First, let’s go ahead and say what everyone is thinking. Maternity Leave is not a “perk.” Maternity leave is a right given to people who are required to manage a tiny person the rest of their lives. They get to spend a year bonding and getting to know that tiny person. Also, have you met a baby before? They’re pretty inconsiderate.They don’t let you sleep and they literally feed off of you. Maternity leave is designed to force employers to keep jobs vacant for women who have children, and in recent years, it has developed to allow parents (male or female) to take time to stay home with a new child, newborn or adopted. Employers are not required to provide payment to these employees, but some do offer a top-up on the money they receive from the government in return for another six months of work after they return from their leave.
As ridiculous as it sounds, should you decide to provide your employees with a “meternity” leave, there are ways to do it.
- Deferred Leave/Salary – Employees can work additional hours and bank those hours until they have enough banked hours to receive regular pay for the period of time they wish to be absent. They can also choose to work regular hours and opt to receive a reduced wage. The deferred salary can then be paid out over the term of the employee’s absence.
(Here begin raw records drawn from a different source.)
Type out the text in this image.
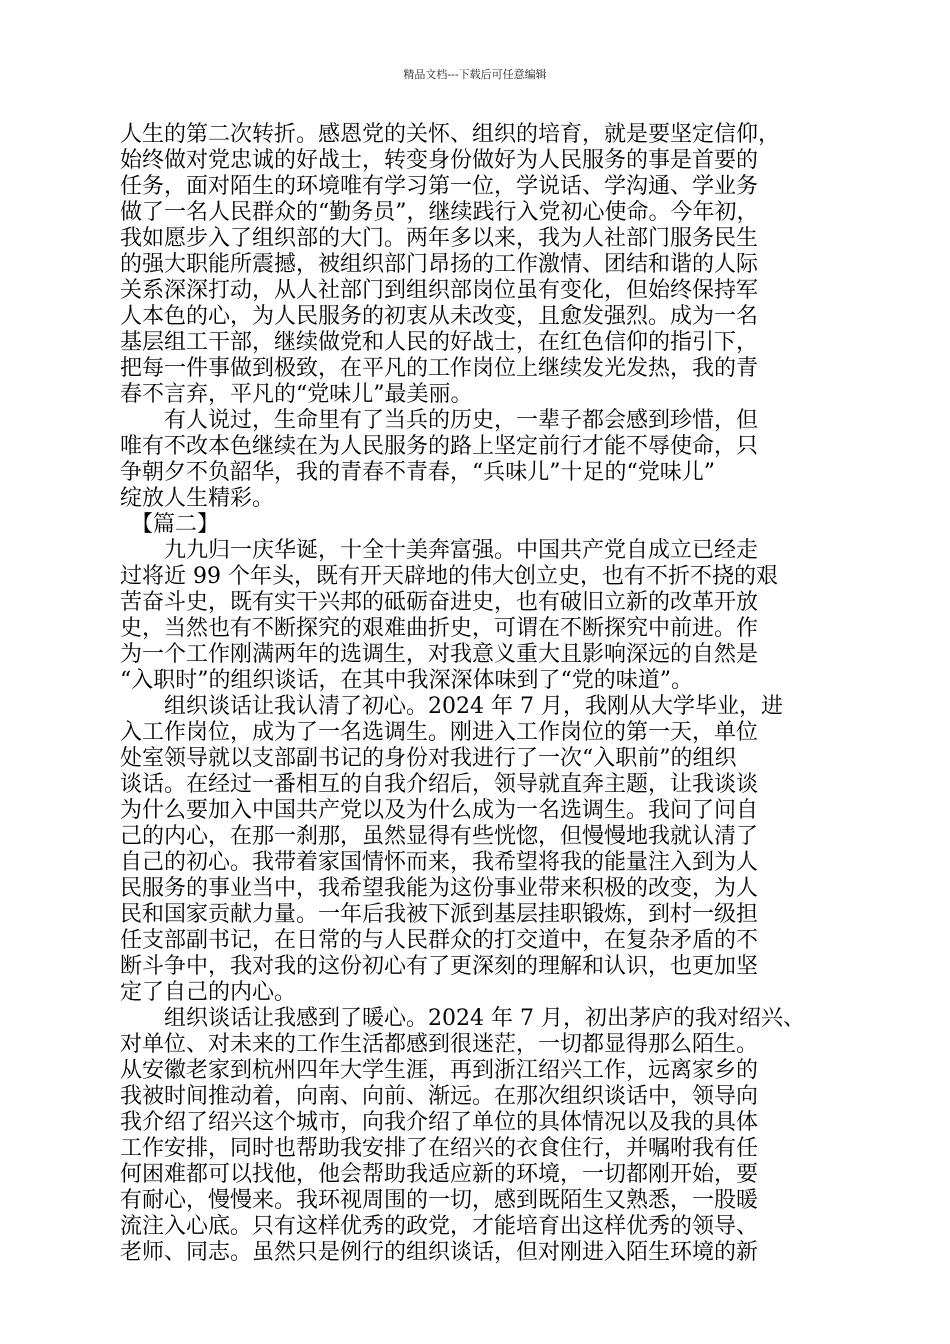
精品文档---下载后可任意编辑
人生的第二次转折。感恩党的关怀、组织的培育，就是要坚定信仰，
始终做对党忠诚的好战士，转变身份做好为人民服务的事是首要的
任务，面对陌生的环境唯有学习第一位，学说话、学沟通、学业务
做了一名人民群众的“勤务员”，继续践行入党初心使命。今年初，
我如愿步入了组织部的大门。两年多以来，我为人社部门服务民生
的强大职能所震撼，被组织部门昂扬的工作激情、团结和谐的人际
关系深深打动，从人社部门到组织部岗位虽有变化，但始终保持军
人本色的心，为人民服务的初衷从未改变，且愈发强烈。成为一名
基层组工干部，继续做党和人民的好战士，在红色信仰的指引下，
把每一件事做到极致，在平凡的工作岗位上继续发光发热，我的青
春不言弃，平凡的“党味儿”最美丽。
　　有人说过，生命里有了当兵的历史，一辈子都会感到珍惜，但
唯有不改本色继续在为人民服务的路上坚定前行才能不辱使命，只
争朝夕不负韶华，我的青春不青春，“兵味儿”十足的“党味儿”
绽放人生精彩。
　【篇二】
　　九九归一庆华诞，十全十美奔富强。中国共产党自成立已经走
过将近 99 个年头，既有开天辟地的伟大创立史，也有不折不挠的艰
苦奋斗史，既有实干兴邦的砥砺奋进史，也有破旧立新的改革开放
史，当然也有不断探究的艰难曲折史，可谓在不断探究中前进。作
为一个工作刚满两年的选调生，对我意义重大且影响深远的自然是
“入职时”的组织谈话，在其中我深深体味到了“党的味道”。
　　组织谈话让我认清了初心。2024 年 7 月，我刚从大学毕业，进
入工作岗位，成为了一名选调生。刚进入工作岗位的第一天，单位
处室领导就以支部副书记的身份对我进行了一次“入职前”的组织
谈话。在经过一番相互的自我介绍后，领导就直奔主题，让我谈谈
为什么要加入中国共产党以及为什么成为一名选调生。我问了问自
己的内心，在那一刹那，虽然显得有些恍惚，但慢慢地我就认清了
自己的初心。我带着家国情怀而来，我希望将我的能量注入到为人
民服务的事业当中，我希望我能为这份事业带来积极的改变，为人
民和国家贡献力量。一年后我被下派到基层挂职锻炼，到村一级担
任支部副书记，在日常的与人民群众的打交道中，在复杂矛盾的不
断斗争中，我对我的这份初心有了更深刻的理解和认识，也更加坚
定了自己的内心。
　　组织谈话让我感到了暖心。2024 年 7 月，初出茅庐的我对绍兴、
对单位、对未来的工作生活都感到很迷茫，一切都显得那么陌生。
从安徽老家到杭州四年大学生涯，再到浙江绍兴工作，远离家乡的
我被时间推动着，向南、向前、渐远。在那次组织谈话中，领导向
我介绍了绍兴这个城市，向我介绍了单位的具体情况以及我的具体
工作安排，同时也帮助我安排了在绍兴的衣食住行，并嘱咐我有任
何困难都可以找他，他会帮助我适应新的环境，一切都刚开始，要
有耐心，慢慢来。我环视周围的一切，感到既陌生又熟悉，一股暖
流注入心底。只有这样优秀的政党，才能培育出这样优秀的领导、
老师、同志。虽然只是例行的组织谈话，但对刚进入陌生环境的新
- Extended Leaves of Absence – You can call it what you want. Sabbatical, Educational Leave, etc. If you really want to offer these options to your employees, you are certainly within your right to do so. You are also within your right to provide them without pay.
- Stress Leave – One of the author’s points is around avoiding burnout. There are many other ways to avoid burnout, and you should look into them, but if your employees do burn out, you’ll be on the hook to keep their job open until they come back.
“Meternity” is not a real thing right now, and there is no pressure to run into it. What you should keep in mind is that the types of leave you offer your employees, over and above what is legally mandated, should be part of an overall HR strategy designed to increase engagement and retention, and assist with recruitment. Your employees know what they need to be happy. It’s your job to listen to them and provide what you can.
Opinions expressed in this article are those of the author and not of The HR Gazette or its team members.